L'indagine, venuta ieri allo scoperto con le rivelazioni di alcuni quotidiani e confermata da una nota del procuratore Cantone, nasce da una denuncia del ministro della Difesa Guido Crosetto, che aveva visto squadernate sul quotidiano Domani una serie di Sos, le «Segnalazioni di operazioni sospette» elaborate da Bankitalia, che lo riguardavano. L'indagine è stata condotta inizialmente dalla procura di Roma che dapprima mette nel mirino il maresciallo, che nel periodo precedente lo scoop aveva acquisito senza nessun motivo ufficiale le Sos a carico di Crosetto, e di centinaia di altre personalità. Dal militare, a quel punto, l'inchiesta allarga il tiro: e qui la faccenda si complica tremendamente, andandosi a incrociare con le indagini su Silvio Berlusconi.

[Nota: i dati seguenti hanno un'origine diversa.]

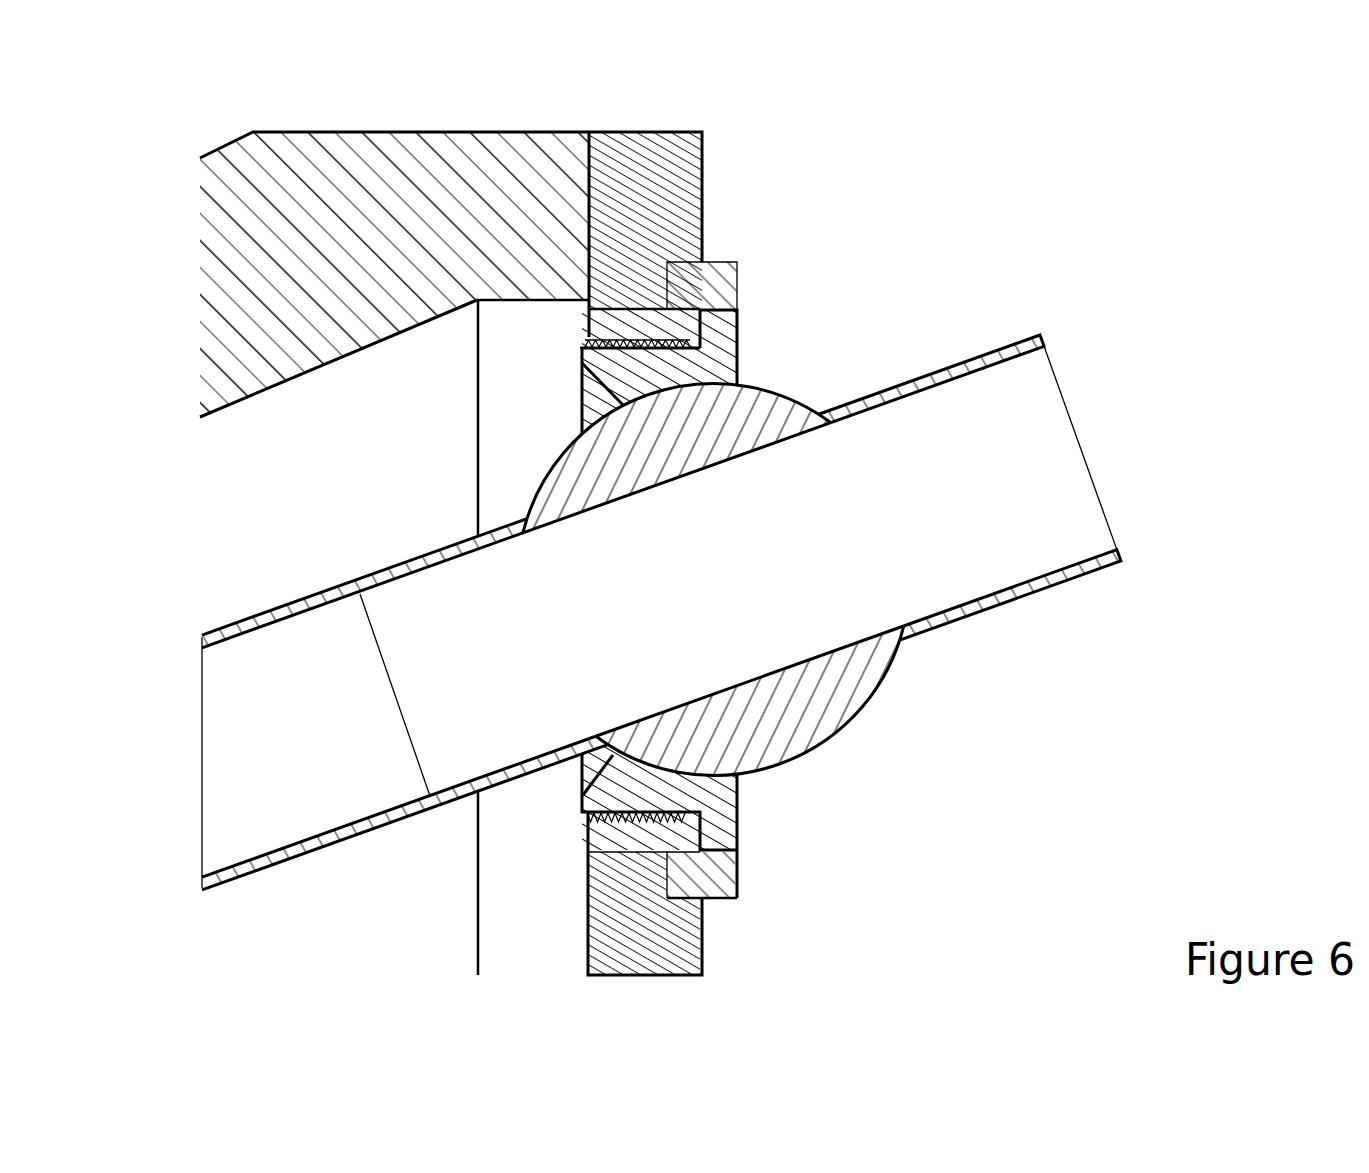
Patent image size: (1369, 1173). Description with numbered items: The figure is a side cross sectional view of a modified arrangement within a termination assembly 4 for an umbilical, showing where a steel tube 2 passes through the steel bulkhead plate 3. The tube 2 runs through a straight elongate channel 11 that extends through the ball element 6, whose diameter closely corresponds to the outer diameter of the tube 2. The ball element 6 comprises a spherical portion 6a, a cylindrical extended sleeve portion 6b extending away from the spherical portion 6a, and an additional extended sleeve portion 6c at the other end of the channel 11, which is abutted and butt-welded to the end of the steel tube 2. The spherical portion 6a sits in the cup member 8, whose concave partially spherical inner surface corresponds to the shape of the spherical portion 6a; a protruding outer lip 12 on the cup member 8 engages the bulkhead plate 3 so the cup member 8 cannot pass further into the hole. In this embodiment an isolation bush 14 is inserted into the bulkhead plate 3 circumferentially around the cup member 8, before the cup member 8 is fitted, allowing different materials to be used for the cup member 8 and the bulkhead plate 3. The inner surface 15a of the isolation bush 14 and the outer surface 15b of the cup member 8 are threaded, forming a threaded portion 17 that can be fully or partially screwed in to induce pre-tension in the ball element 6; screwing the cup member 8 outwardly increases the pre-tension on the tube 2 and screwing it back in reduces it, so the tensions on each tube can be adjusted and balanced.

The steel tube 2 is at (622, 617).
The bulkhead plate 3 is at (675, 187).
The termination assembly 4 is at (178, 116).
The ball element 6 is at (756, 629).
The spherical portion 6a is at (770, 733).
The extended sleeve portion 6b is at (958, 363).
The additional extended sleeve portion 6c is at (390, 576).
The cup member 8 is at (720, 817).
The channel 11 is at (975, 580).
The lip 12 is at (718, 330).
The isolation bush 14 is at (708, 283).
The inner surface 15a is at (588, 320).
The outer surface 15b is at (622, 345).
The threaded portion 17 is at (579, 343).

Eh sì perchè il finanziere smanettone è alle dirette dipendenze di un magistrato importante: Antonio Laudati, procuratore capo a Bari durante le indagini nate dalle dichiarazioni della escort Patrizia D'Adda. Laudati a Bari pagò care due cose: avere definito la D'Addario, chiacchierando con dei giornalisti, una ricattatrice utilizzata per un complotto contro il Cavaliere; e avere allontanato dall'inchiesta gli uomini della Guardia di finanza che considerava colpevoli delle continue fughe di notizie a favore dei giornali anti-Cav. Venne incriminato, poi assolto: ma intanto dovette lasciare Bari, trasferito su sua richiesta alla procura nazionale antimafia. Incaricato proprio di coordinare le indagini scaturite dalle Sos, le operazioni sospette segnalate da Bankitalia. E lì la sua pista si incrocia con quella del giovane ufficiale specializzato in accessi abusivi, che ora - interrogato dai pm - dice: me l'aveva ordinato Laudati.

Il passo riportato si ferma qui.